Sexless and the City

Sex sells. We all know that, hence the over-sexualised posters plastered all over, over-sexualised characters in video games, heck, over-sexualised everything. We can’t even eat a hotdog and lick some ice cream without making unintended innuendoes nowadays.

It’s fascinating then, to learn that about 1% of the general population actually do not give a single f**k (pun intended) about sex in a society so otherwise fixated with it. They are known as asexuals, and have been recently recognised — not because people suddenly decided that they were done with the notion of lust and desire, but because there is finally a definite term for this particular sexual orientation, and people are discussing it in public at long last.
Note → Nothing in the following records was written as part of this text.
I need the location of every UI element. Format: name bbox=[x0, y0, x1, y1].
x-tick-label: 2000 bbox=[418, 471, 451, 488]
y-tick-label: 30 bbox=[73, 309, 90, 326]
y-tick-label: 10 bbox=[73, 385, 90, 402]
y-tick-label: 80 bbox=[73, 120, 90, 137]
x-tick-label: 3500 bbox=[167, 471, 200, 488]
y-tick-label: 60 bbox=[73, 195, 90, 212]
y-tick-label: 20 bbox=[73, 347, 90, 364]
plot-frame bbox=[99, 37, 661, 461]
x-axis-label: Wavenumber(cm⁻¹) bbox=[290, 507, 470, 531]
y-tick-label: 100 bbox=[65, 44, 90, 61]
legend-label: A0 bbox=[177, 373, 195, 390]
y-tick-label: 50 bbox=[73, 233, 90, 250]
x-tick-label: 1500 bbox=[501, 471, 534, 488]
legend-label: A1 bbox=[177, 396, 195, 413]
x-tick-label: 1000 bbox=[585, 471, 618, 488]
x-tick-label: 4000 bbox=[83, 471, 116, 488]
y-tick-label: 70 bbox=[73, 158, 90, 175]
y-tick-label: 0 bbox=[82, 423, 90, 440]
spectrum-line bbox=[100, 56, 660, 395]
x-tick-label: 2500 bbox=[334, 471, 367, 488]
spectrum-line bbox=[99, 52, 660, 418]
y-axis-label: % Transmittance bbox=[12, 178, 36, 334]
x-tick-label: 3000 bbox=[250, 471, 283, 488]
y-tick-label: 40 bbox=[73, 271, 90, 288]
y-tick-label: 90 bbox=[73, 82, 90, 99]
This is the first year of International Asexuality Day (April 6), although Asexual Awareness Week has been held every October since 2010. Here’s what you can learn about Aces – or asexuals.

What is asexuality?

What asexuality really means is simply a lack of lustful inclinations towards others. Asexuals do not experience sexual attraction towards individuals of any gender, although their “equipment” work just fine. Some are romantic and interested in intimate but nonsexual relationships, others are more solitary in nature. They may have a sex drive albeit not directed at anyone, or they may not.

This complexity is often hard for “normal” folks to wrap their heads around, and as a result, is often perceived as a disorder or medical condition instead of a mere sexual orientation, where sexual attraction is not necessary at all for a person to be healthy.

If you doubt asexuality has long been a thing, just consider some of the historical figures who were possibly asexual, such as Nikola Tesla, whose only love might have been science; and Isaac Newton, who according to a biography, hated women and was terrified of sex. Even laboratory rats have been classified as “studs” or “duds” according to their levels of sexual interest, although “dud” is a serious misnomer when it comes to asexuals.

The asexual spectrum

Much like with gender identity and sexuality, asexuality exists on a spectrum.

Asexual: Those who experience no sexual attraction at all, and it’s an umbrella term for those with this identity

Demisexual: People might experience sexual attraction, but only with someone they have a very close bond.

Greysexual: They very rarely experience sexual attraction, but even if they do, they have no desire to act on it.

Romance does not equate sex

The irony is that sex researchers have found that asexuals typically demonstrate neither any disability nor distress from their conditions, making them a perfect control group to diagnose the anxiety, risky behaviours and temporary insanity that afflicts the sexualised majority instead. Asexuality also decouples romance and sex, which some neuroscience studies now suggest are the product of different processes in the brain, and draws attention to the obsession we have with sex because of the fact that people just don’t get asexuals.

However, could we be opening Pandora’s box by introducing to the masses a new sexual orientation that is so different from what we’ve known for the past centuries? It’s an important question, and while we might be a tad obsessed with sex (or lack thereof), we wouldn’t have even survived the first 2 million years if we weren’t.